Let $(S_g,\boldsymbol{\alpha}_1,\boldsymbol{\alpha}_2)$ be a Heegaard diagram of a Heegaard splitting $\Sigma=H_g \cup_{\phi_1\phi_2^{-1}}H_g$ of an integral homology sphere $\Sigma$, i.e. $S_g$ is a closed, orientable surface of genus $g$, $H_g$ is the $3$-dimensional $1$-handlebody of genus $g$, $\phi_1,\phi_2 \colon \partial H_g \rightarrow S_g$ are homeomorphisms and $\boldsymbol{\alpha}_i=\phi_i(\boldsymbol{\alpha})$ for $i=1,2$, where $\boldsymbol{\alpha}$ is the set of boundaries of a maximal system of meridians for $H_g$. I know that the Casson invariant of $\Sigma$ can be defined in terms of its Heegaard splitting, but I do not see clearly how to compute it from a Heegaard diagram. Is there a simple way to do that?

## 2 Answers

I don’t know a nice recipe from a Heegaard diagram, but every Heegaard splitting of a homology 3-sphere is equivalent to one whose gluing map lies in the Torelli subgroup of the mapping class group (ie the subgroup acting trivially on homology), and Morita has a beautiful formula for the Casson invariant in terms of this gluing map in his paper

S. Morita, On the structure of the Torelli group and the Casson invariant, Topology 30 (1991), no. 4, 603–621.

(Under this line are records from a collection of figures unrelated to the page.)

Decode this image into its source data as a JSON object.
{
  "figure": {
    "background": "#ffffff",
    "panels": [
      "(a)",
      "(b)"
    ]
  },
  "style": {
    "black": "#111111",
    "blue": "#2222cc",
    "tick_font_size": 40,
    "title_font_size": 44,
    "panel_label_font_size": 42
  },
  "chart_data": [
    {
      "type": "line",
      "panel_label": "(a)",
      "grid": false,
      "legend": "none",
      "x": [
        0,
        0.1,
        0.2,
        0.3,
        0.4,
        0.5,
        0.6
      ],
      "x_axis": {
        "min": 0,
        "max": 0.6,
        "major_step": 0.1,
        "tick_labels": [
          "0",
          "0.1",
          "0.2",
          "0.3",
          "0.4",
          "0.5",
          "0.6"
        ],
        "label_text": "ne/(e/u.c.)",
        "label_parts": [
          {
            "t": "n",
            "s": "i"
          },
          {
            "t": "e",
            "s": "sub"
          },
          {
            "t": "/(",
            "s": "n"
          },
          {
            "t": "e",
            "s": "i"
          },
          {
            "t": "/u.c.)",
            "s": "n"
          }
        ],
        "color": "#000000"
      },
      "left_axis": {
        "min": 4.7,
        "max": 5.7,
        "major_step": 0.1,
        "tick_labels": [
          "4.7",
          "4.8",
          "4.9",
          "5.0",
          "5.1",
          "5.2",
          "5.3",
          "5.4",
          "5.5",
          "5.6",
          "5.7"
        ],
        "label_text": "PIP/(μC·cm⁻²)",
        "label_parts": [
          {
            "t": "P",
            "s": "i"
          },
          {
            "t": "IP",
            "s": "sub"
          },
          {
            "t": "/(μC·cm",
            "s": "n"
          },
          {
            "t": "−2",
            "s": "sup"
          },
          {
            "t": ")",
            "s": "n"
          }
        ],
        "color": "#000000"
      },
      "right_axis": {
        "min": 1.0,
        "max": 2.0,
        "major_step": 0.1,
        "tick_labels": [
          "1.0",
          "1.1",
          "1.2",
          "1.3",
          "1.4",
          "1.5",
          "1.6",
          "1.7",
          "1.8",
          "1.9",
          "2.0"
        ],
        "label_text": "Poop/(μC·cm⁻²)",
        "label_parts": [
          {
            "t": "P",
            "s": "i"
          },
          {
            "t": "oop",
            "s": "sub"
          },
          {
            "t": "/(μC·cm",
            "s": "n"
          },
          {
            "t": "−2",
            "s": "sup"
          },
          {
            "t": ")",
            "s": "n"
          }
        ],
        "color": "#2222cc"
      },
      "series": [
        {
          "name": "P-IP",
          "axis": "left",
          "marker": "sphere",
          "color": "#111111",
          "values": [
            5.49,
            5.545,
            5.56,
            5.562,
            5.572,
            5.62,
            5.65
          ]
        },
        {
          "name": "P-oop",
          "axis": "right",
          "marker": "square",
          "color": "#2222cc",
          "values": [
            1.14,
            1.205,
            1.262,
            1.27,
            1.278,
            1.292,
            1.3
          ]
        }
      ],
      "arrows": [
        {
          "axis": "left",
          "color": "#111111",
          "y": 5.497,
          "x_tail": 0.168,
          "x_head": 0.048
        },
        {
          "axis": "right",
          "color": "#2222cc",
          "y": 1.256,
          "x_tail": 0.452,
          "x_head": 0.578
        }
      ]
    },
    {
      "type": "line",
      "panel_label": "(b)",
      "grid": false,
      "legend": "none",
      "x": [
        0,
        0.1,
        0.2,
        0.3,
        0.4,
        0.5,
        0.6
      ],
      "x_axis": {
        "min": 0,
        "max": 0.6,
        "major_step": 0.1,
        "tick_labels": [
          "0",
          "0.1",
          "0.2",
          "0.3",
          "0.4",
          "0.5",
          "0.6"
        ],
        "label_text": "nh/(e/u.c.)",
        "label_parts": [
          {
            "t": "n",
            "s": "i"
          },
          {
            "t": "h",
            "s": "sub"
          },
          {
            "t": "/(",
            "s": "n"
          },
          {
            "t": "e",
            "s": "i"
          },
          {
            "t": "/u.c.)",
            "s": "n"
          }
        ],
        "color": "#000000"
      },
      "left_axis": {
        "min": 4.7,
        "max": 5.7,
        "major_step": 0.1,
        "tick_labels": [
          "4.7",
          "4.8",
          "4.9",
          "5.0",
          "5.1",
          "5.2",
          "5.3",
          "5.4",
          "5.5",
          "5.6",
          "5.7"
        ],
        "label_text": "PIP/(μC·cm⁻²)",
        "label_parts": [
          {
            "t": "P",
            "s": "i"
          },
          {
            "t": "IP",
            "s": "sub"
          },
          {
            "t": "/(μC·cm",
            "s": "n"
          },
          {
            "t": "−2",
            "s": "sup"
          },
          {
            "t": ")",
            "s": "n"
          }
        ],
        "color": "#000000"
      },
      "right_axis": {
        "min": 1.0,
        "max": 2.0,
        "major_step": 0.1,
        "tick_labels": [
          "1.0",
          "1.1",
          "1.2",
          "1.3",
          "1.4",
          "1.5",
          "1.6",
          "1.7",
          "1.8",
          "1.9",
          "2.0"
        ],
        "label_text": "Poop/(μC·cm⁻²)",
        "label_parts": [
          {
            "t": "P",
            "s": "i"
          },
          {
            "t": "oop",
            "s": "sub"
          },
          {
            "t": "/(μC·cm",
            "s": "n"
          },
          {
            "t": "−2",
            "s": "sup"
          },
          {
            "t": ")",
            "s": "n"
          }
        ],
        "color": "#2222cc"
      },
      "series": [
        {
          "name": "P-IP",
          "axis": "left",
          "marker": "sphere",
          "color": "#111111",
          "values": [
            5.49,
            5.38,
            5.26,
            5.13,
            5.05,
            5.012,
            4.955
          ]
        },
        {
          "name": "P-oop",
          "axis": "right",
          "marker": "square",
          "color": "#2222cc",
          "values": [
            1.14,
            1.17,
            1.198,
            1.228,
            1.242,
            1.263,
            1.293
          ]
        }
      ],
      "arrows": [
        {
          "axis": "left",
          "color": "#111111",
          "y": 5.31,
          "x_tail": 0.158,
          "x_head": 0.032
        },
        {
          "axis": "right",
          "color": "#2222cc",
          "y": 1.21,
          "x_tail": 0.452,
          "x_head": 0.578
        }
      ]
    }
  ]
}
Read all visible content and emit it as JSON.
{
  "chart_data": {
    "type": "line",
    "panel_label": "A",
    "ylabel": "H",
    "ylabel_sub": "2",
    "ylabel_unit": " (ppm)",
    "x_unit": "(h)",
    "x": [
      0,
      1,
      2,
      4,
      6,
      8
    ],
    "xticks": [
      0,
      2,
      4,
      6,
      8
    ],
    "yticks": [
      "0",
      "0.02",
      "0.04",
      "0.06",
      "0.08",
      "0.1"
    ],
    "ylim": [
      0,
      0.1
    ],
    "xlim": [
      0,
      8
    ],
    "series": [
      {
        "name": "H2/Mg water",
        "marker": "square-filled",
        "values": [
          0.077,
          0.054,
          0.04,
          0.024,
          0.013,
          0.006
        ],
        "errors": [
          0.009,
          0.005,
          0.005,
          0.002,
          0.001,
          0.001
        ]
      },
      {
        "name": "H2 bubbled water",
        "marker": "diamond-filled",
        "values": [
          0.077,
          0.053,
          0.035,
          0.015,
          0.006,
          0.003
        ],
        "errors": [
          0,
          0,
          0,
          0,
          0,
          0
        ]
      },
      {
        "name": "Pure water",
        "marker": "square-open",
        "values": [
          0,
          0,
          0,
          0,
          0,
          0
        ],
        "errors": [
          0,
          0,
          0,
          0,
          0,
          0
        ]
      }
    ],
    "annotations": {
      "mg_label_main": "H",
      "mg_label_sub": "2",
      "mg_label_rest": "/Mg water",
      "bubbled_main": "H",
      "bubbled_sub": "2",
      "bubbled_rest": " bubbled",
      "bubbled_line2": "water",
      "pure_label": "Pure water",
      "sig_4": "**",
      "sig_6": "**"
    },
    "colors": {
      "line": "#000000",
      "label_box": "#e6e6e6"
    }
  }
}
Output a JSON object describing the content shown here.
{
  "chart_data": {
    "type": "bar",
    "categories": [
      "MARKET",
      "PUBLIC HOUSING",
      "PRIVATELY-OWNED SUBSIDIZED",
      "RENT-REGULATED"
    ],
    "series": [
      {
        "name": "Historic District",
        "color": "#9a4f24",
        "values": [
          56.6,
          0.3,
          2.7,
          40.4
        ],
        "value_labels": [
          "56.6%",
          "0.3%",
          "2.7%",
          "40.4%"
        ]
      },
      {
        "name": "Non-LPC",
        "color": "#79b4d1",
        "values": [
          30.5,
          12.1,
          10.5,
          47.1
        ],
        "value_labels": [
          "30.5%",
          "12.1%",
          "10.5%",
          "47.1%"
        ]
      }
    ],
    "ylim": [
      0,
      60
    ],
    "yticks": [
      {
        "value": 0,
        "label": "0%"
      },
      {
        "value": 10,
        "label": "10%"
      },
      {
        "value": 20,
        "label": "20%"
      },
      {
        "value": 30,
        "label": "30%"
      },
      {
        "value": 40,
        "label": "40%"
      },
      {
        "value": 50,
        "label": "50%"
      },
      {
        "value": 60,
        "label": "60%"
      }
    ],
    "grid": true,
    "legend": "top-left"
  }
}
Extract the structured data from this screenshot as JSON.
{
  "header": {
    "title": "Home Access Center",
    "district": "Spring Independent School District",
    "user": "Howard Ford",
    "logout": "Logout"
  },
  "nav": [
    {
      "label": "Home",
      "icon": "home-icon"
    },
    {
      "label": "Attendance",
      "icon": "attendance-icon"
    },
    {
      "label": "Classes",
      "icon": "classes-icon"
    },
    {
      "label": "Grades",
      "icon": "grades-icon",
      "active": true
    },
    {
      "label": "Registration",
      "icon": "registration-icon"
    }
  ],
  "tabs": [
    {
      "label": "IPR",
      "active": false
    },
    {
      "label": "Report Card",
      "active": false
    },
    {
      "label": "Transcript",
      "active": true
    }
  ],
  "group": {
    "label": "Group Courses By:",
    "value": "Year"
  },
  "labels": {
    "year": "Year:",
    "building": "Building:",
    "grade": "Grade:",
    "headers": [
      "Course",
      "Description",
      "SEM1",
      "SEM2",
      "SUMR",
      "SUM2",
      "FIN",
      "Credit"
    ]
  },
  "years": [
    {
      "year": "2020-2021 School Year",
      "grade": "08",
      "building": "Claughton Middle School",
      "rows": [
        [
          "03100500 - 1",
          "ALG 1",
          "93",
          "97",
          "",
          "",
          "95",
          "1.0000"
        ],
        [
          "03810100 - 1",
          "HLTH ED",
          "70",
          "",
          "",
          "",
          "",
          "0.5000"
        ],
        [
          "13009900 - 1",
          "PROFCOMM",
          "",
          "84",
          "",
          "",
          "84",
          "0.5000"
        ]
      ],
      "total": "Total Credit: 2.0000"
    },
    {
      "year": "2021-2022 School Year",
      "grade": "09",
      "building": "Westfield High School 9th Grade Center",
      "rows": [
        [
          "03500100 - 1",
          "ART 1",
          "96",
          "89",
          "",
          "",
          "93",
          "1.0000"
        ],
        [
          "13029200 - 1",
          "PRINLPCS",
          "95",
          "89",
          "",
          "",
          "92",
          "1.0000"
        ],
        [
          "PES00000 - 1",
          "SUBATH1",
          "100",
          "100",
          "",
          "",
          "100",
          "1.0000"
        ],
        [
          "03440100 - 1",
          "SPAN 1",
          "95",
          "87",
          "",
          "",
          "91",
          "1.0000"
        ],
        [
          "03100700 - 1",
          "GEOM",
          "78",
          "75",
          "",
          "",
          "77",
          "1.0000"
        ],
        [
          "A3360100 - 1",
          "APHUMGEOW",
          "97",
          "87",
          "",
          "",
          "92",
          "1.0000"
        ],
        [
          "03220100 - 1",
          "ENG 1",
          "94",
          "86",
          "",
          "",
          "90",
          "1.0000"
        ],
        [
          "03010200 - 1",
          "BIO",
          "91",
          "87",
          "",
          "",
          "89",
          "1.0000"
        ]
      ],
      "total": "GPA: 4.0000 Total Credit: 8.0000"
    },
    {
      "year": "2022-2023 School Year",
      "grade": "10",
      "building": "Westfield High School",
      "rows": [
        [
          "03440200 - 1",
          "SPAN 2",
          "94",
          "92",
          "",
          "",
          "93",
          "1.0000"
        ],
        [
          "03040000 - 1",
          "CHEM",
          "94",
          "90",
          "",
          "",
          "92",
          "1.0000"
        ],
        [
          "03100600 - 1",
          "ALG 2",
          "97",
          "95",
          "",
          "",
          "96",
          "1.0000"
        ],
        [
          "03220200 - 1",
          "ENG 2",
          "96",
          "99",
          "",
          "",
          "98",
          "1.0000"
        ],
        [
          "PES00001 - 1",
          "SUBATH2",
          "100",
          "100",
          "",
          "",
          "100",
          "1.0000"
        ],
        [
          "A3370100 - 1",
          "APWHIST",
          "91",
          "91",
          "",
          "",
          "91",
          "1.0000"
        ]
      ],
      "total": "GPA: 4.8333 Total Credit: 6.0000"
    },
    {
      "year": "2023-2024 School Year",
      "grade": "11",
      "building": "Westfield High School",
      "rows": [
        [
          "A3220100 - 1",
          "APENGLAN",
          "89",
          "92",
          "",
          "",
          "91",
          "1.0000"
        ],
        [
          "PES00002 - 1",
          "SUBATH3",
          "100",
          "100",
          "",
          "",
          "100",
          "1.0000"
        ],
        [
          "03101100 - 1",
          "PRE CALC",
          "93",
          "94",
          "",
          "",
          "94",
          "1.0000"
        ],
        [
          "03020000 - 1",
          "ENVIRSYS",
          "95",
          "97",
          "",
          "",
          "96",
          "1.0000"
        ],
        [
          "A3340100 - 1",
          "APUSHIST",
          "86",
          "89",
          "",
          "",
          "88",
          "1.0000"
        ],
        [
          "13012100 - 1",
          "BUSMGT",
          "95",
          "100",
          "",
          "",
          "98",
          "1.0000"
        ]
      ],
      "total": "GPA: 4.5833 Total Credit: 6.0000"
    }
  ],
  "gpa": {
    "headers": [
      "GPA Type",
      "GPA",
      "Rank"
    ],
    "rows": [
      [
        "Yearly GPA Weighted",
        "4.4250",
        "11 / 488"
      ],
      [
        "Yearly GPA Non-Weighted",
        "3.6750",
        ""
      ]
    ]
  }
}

I don't know if this qualifies as a simple formula, but here at least is a procedure. You can convert the Heegaard diagram into a framed link description of your homology sphere, and then use Hoste's formula (A formula for Casson's invariant. Trans. Amer. Math. Soc. 297 (1986), no. 2, 547–562). There is an intermediate step, because Hoste requires that your surgery description have all linking numbers 0, so you have to arrange that first.